Comments by Bobbie Smith at
Smith School’s Dec. 8 Naming Ceremony
Thank you so much for this tremendous honor. Thank you to everyone who made this happen, especially the Board of Education, superintendent and all of you. Thank you also to Doug Heath of Cubberley School, who helped to initiate the school’s name change.
We’ve called this school “Burnett” for so long. Switching to “Smith Elementary” might take some getting used to. But personally, I like the sound of it.
I attended grade school in Mississippi. That was a long time ago, when black children had to attend separate schools from white children.
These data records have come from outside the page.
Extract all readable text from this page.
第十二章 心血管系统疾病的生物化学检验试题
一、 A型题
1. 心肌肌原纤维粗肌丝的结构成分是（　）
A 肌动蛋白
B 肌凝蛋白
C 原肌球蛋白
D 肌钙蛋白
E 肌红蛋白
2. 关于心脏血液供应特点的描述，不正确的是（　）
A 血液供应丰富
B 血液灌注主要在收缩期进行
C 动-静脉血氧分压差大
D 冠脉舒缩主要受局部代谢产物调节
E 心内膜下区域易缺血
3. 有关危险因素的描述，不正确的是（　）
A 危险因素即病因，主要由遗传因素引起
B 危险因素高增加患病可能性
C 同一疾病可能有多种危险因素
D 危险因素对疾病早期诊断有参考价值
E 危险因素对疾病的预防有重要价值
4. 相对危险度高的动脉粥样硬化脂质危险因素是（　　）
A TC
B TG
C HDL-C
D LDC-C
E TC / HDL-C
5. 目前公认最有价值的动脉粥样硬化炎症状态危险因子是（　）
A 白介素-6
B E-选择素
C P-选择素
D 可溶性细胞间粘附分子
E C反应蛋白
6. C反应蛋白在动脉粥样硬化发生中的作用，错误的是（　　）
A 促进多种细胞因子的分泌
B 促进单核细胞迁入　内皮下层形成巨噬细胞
Most of us were children of sharecroppers trying to make a living by growing corn, sweet potatoes, peanuts and cotton. I never dreamed that one day I’d have a school named after me. But I did have dreams of a better life, and I was fortunate to have caring teachers and a family that broke free from the cycle of poverty.
A few years after I attended school in Mississippi, the United States Supreme Court ruled that schools could no longer separate black children from other students based on the color of their skin. This year marks the 60th anniversary of that decision, the landmark Brown vs. The Board of Education ruling. How far we have come since then.
Yes, sometimes change is a good thing.
Today I look at the faces of these 800 children, and I think of another person who dreamed of a better life for all of us. His name was Dr. Martin Luther King, Jr.
Dr. King’s dream, which he said was deeply rooted in the American Dream, was that one day this nation would rise up and live out the true meaning of its creed:
“We hold these truths to be self-evident, that all men are created equal.”
That’s a big dream. It’s easier said than done, and we’re still working on it. But schools like this are places where that dream can become a reality. Dignity and equality come from a good education. No one can take that away, ever.
In my life, education has made all the difference. And it will do the same for the students at this school for many years to come. To have my name attached to such a worthwhile mission fills my heart with joy.
A friend of the family is rooting me on today. Her name is Thelma Houston, and she’s a Grammy winner. Well, today I feel like I won a Grammy, Emmy, Oscar and Tony award all rolled into one. There’s an abbreviation for that. It’s called a GEOT – Grammy, Emmy, Oscar, Tony – and not too many people have accomplished that. You can also add to that list, “Lifetime Achievement Award,” because that’s how this feels.
To our students, I encourage you to take advantage of the great opportunities in our schools. If you work hard, you never know where it will take you. It’ll probably take you beyond your wildest dreams. When that happens, you’ll understand how I feel today. I certainly did not expect all of this. But that’s quite OK. Change is a good thing.